Geochemistry can be useful in other areas of the petroleum business. For example, a few years ago, Four Star Oil entered litigation with the Internal Revenue Service (IRS) to recover overpayment of taxes. The issue involved whether oil produced from certain wells in California in the early 1980’s was “tar sand” by the IRS definition. A major issue in the definition is whether the oil is produced in its “natural state.” An important point in showing that the oil was not produced in its natural state was to show that it was necessarily chemically altered during production. A geochemical approach was able to show that the oil was chemically altered during steam flooding.

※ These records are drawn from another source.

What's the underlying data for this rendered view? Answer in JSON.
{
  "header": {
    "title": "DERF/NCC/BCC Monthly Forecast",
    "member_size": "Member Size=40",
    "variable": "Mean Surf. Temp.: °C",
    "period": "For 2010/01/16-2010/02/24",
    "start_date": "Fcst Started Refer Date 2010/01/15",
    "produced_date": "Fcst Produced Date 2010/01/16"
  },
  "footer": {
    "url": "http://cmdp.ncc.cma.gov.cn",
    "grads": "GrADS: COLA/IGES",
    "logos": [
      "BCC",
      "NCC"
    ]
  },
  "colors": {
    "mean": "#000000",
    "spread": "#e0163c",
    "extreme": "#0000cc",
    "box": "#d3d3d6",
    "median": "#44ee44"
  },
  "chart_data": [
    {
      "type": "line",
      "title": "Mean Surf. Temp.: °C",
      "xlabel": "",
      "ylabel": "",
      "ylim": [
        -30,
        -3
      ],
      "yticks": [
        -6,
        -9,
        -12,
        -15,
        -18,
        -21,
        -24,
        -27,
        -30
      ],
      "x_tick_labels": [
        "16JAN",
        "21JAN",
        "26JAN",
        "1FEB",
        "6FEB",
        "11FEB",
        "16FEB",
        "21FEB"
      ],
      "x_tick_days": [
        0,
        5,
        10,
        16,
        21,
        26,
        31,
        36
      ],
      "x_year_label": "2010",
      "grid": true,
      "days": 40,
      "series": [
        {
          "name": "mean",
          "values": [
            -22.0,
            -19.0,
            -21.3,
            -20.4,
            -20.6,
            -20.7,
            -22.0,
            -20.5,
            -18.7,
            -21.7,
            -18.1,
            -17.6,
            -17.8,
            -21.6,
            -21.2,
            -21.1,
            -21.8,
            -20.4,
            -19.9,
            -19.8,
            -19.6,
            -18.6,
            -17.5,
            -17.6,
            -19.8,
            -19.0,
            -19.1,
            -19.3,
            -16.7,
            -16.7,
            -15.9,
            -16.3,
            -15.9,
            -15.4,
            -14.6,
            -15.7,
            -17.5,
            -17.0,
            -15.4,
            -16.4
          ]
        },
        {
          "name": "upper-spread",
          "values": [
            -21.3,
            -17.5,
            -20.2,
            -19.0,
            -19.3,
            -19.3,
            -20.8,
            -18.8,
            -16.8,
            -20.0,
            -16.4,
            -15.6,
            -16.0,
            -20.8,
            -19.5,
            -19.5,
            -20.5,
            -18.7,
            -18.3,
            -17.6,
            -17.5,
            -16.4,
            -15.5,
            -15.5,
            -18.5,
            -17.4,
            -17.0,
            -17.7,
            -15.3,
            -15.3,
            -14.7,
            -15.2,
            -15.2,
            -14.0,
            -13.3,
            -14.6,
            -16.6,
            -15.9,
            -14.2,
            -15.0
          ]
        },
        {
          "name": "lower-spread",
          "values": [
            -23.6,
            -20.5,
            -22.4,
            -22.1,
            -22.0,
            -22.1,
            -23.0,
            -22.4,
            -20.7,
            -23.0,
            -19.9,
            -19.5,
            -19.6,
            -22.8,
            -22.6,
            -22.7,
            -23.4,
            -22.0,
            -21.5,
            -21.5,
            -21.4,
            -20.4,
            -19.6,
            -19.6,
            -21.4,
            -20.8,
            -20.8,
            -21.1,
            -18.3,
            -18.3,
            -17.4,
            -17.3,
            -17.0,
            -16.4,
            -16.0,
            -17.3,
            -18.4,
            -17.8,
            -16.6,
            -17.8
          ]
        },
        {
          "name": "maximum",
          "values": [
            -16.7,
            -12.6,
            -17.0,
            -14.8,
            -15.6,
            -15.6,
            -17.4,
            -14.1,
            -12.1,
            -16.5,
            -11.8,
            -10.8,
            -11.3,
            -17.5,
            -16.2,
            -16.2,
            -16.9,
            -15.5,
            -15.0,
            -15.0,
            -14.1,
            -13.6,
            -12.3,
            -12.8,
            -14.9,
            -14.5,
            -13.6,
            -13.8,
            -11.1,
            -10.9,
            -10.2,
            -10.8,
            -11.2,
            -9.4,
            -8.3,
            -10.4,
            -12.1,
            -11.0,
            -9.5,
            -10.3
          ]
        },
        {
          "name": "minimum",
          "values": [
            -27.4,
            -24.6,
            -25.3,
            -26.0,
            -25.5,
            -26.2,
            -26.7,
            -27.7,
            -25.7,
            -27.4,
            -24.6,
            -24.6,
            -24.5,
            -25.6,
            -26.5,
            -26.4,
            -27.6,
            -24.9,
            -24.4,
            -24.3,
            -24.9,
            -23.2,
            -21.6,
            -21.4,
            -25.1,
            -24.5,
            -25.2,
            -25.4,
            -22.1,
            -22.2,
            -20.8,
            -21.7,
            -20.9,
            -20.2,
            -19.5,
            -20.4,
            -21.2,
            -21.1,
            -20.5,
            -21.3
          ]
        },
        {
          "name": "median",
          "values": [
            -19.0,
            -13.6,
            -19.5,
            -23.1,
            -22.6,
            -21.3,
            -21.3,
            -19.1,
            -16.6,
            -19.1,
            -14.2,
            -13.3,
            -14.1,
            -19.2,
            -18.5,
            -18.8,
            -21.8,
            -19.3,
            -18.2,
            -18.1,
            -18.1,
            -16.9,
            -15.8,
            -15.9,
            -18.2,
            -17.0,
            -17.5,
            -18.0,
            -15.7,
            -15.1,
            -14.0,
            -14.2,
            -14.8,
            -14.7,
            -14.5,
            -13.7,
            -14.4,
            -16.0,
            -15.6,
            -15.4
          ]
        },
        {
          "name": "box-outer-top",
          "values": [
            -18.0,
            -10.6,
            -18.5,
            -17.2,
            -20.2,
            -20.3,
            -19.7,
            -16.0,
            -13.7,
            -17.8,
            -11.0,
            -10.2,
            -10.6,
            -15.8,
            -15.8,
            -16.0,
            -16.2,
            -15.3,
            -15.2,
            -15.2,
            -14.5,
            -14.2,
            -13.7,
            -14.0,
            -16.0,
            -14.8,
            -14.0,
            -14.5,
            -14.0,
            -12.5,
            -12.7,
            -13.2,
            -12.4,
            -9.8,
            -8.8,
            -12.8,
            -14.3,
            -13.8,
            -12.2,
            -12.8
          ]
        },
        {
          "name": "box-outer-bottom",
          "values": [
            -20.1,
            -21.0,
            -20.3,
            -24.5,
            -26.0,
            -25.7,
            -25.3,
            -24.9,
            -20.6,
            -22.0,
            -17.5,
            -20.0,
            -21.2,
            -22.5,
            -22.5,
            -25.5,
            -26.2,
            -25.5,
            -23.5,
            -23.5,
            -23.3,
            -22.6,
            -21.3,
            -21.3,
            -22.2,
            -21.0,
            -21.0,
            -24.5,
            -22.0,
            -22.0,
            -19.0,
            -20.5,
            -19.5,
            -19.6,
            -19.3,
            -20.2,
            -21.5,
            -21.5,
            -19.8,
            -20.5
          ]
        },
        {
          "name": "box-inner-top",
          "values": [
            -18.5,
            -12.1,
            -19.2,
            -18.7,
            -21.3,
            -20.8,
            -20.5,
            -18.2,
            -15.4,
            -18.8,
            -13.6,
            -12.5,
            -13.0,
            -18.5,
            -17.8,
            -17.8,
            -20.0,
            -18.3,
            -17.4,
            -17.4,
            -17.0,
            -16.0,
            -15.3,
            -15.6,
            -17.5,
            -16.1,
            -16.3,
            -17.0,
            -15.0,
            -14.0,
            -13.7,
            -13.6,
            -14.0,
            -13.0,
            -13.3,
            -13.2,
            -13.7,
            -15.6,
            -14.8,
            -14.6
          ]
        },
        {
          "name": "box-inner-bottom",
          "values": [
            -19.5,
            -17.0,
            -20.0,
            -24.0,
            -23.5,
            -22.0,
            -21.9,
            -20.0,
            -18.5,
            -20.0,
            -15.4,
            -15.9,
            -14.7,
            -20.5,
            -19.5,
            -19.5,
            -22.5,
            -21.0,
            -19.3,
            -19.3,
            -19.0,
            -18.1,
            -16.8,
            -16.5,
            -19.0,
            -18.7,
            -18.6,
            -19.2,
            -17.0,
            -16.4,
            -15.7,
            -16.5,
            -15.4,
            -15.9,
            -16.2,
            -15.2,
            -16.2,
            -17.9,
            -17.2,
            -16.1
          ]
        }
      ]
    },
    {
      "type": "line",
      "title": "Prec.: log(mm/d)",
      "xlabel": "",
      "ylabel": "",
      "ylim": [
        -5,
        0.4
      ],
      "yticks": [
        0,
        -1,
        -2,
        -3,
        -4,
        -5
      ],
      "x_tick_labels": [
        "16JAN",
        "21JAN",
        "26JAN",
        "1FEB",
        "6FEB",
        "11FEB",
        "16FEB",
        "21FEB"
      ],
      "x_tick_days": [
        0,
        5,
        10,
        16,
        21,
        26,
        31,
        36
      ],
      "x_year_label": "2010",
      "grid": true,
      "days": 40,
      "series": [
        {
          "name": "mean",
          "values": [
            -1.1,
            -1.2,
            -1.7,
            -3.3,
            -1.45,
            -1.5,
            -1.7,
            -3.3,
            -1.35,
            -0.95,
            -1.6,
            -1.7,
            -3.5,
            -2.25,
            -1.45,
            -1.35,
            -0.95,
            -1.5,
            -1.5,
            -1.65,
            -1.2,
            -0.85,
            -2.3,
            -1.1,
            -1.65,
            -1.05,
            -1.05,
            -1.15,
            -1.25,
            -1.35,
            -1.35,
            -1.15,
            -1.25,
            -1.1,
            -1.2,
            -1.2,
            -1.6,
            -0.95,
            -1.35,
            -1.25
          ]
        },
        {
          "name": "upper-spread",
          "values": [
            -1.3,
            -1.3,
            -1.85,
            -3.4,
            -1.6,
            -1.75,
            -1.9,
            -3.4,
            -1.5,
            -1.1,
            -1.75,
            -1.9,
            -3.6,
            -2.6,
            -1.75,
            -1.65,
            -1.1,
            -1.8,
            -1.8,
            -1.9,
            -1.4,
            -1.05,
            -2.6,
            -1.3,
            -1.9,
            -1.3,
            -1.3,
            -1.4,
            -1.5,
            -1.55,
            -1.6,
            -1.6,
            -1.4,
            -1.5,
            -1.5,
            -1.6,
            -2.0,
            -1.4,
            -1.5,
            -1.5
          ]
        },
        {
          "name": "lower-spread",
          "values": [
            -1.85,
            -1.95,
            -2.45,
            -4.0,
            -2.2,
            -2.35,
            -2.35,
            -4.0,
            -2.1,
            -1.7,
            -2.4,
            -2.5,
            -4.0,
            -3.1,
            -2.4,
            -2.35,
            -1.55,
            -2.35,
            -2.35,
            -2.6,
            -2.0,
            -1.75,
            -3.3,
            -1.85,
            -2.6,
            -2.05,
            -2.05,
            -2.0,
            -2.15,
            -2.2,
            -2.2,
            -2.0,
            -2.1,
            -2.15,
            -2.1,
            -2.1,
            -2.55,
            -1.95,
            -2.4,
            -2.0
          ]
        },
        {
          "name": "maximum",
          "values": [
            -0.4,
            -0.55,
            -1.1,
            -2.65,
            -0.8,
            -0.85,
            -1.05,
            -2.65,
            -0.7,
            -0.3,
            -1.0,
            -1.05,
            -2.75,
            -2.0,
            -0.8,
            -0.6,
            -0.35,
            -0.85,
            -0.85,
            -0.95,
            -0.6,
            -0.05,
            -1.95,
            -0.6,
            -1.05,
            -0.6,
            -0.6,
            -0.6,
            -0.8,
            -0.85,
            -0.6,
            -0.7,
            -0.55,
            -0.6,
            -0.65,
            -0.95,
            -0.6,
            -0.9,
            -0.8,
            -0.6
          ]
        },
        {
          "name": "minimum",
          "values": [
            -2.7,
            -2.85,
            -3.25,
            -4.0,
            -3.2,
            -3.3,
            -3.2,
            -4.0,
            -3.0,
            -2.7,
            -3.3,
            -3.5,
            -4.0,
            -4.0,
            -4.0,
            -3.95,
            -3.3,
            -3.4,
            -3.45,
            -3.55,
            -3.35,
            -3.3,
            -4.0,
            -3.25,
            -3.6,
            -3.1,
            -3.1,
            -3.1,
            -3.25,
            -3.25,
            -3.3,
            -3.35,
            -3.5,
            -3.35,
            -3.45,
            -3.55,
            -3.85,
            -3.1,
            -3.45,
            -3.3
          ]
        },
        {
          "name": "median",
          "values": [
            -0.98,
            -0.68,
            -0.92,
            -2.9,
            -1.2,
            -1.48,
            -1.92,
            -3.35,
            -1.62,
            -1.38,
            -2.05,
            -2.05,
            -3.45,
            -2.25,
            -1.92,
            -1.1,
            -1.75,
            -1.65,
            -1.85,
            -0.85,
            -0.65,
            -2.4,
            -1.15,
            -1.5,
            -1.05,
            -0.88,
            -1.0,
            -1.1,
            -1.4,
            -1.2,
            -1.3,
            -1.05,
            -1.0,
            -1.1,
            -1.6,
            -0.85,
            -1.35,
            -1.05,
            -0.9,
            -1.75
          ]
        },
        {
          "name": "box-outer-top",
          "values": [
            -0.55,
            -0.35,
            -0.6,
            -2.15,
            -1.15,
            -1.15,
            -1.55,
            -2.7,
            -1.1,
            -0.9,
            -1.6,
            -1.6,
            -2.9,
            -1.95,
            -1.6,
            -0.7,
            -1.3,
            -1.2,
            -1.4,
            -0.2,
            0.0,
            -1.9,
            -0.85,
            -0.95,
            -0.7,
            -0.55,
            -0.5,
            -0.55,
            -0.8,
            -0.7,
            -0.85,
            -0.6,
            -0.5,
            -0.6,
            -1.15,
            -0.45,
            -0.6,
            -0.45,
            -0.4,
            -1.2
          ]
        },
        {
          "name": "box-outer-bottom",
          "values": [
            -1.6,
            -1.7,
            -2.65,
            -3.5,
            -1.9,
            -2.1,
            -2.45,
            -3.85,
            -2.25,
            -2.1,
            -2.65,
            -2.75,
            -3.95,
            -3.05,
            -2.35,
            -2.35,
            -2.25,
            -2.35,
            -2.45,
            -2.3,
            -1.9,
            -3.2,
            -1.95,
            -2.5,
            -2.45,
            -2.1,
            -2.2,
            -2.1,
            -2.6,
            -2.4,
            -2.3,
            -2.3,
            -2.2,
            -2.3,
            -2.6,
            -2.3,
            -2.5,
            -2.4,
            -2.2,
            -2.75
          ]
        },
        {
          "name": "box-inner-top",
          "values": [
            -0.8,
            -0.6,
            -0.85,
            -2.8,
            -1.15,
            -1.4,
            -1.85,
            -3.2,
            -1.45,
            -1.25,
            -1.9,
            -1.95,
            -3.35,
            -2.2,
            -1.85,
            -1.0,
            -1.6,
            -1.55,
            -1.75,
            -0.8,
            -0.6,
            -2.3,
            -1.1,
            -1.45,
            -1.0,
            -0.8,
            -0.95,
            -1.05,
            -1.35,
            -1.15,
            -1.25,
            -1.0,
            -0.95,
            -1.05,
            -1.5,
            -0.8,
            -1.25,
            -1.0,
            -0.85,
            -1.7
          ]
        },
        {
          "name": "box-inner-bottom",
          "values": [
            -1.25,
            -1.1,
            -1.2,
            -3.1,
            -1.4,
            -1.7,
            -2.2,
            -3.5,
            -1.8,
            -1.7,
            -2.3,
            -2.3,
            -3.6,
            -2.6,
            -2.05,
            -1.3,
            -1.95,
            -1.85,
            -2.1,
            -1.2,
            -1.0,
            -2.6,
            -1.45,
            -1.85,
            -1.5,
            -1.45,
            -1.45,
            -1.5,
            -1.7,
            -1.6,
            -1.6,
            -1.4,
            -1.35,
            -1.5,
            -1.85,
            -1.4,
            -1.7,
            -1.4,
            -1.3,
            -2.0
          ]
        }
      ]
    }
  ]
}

The finding was based on laboratory tests on a number of asphaltenes and on the kinetics of conversion of California Monterey kerogen (which is similar to the asphaltenes found in the oil) to oil. The study demonstrated that a substantial proportion of asphaltenes are converted to lighter, oil-like substances when exposed to the temperatures of the steamflooding for a few hours to a few weeks. This was an important part of the overall case by Four Star that led to a favorable settlement prior to going to court. Geochemistry is a proven tool for managing and monitoring hydrocarbon assets in every stage of asset life. From exploration to enhanced recovery and beyond, geochemistry provides vital information about almost every aspect of hydrocarbon asset management.

Geochemistry is inexpensive, compared to the value of the hydrocarbon assets, investments in drilling and production hardware and compared to other sources of information used. We recommend that geochemistry be utilized at every stage of petroleum asset life as part of an integrated toolbox that includes geophysics, geology, engineering data, and other sources. Intertek Westport has the analytical capability, Total Quality Assurance expertise and experience to address geochemical problems in any phase of petroleum asset life.

How to make Geochemistry an effective tool:
Collect samples: During exploration and development, drilling sediment and all encountered hydrocarbon fluids should be sampled and stored. Sediment should be sampled with cuttings. Organic rich sediments and reservoir intervals should be cored, especially during the exploration phase. Drilling fluids, especially oil-based and those with organic additives, should be periodically sampled as well. All encountered hydrocarbon fluids should be sampled. When possible, reservoir-condition samples are best. Although this will add some cost to drilling, the samples can have enormous value in later stages of asset life.

Analyze hydrocarbon samples when initially taken: Simple compositional and isotopic analyses are not expensive, but can be valuable. For example, an unexpected composition for a sample during development drilling could indicate an undetected barrier to reservoir communication, and indicate that the drilling program may need modification. Alternatively, it might indicate a phase segregation event that could lead to new discoveries in the field. In addition, the analyses provide a baseline for comparison with later production samples and can be useful for monitoring production effectiveness.